In separate experiments to test whether the drugs could prevent infection, they treated healthy animals with the drugs for 5 days, starting 1 day before they entered a cage with an infected hamster.

At 4 days after infecting the hamsters or exposing them to an infected animal, the researchers imaged their lungs and measured how much viable virus was present in their organs.

Hydroxychloroquine proved ineffective in reducing levels of the virus or preventing transmission, whether or not the hamsters received it in combination with azithromycin (an antibiotic that doctors treating COVID-19 often give alongside the antimalarial).

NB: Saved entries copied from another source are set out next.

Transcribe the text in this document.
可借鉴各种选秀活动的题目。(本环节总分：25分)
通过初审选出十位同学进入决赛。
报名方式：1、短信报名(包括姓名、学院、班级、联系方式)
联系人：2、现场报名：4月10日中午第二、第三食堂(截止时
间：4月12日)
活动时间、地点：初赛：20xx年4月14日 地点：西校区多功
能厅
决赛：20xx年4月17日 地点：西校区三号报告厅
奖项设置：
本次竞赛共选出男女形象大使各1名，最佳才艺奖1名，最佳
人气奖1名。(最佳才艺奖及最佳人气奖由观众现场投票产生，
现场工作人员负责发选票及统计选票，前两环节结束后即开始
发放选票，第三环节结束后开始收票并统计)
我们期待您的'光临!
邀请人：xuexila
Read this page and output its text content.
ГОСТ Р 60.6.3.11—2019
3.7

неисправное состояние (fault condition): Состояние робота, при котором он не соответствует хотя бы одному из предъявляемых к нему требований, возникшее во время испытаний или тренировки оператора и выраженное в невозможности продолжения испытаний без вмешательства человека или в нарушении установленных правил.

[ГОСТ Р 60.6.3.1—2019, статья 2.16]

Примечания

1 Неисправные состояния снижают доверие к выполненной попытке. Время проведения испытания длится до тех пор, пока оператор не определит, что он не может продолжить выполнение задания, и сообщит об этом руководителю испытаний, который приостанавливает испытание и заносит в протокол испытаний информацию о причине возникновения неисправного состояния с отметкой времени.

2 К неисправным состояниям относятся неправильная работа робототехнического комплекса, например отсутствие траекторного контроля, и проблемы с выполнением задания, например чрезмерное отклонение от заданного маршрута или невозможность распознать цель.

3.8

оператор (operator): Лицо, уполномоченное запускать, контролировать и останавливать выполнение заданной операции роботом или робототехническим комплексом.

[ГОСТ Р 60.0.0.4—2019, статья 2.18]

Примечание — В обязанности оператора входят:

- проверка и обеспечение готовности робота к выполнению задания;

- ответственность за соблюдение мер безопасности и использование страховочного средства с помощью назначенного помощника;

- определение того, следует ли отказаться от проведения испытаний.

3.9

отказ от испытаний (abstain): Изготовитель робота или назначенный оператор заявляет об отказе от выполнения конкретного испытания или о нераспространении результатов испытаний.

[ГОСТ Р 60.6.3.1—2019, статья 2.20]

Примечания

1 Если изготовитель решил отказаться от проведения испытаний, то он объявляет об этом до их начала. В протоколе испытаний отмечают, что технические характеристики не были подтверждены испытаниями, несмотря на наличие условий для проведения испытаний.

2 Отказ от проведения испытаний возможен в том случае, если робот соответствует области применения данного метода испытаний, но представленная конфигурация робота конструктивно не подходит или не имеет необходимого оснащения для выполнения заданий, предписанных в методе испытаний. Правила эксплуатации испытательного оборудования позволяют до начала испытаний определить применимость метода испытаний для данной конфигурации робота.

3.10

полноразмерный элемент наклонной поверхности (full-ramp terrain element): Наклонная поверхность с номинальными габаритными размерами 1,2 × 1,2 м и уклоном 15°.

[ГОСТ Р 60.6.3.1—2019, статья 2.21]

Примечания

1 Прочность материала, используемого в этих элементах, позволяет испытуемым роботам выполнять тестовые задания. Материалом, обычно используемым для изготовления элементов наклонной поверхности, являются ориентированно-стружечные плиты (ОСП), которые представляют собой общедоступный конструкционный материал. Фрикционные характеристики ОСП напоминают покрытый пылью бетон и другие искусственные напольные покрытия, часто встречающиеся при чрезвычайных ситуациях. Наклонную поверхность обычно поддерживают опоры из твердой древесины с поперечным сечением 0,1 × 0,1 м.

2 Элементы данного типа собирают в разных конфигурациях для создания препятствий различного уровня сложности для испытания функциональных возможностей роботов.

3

However, favipiravir significantly reduced the number of viable virus particles present in the hamsters’ lungs, with higher doses leading to a more significant reduction.

Of the eight animals that received the highest dose, for example, six had no viable virus remaining in their lungs following the treatment.

Damage to their lungs was also less than that in the untreated animals, and there were no signs of adverse effects.

Similarly, high doses of favipiravir prevented healthy hamsters from becoming infected, whereas hydroxychloroquine provided no protection.

In fact, none of the animals in the favipiravir group had viable virus particles in their lungs after exposure to an infected cage mate, which suggests that the drug could work as a prophylactic.

“If further research shows that the results are the same in humans, the drug could be used right after someone from a high-risk group has come into contact with an infected person,” says Suzanne Kaptein, who led the research.

Preexisting conditions

Clinical trials of favipiravir are underway. However, a small earlier trial suggested that while the drug was effective for people with mild symptoms, it did not appear to work for more severely ill people with hypertension, diabetes, or both.

The authors of the hamster study also note that scientists do not know whether the drug penetrates lung tissue in humans as effectively as it does in these animals.

In addition, while this study suggested that short-term use of the drug is safe, a previous review concluded that safety concerns remain about its long-term use.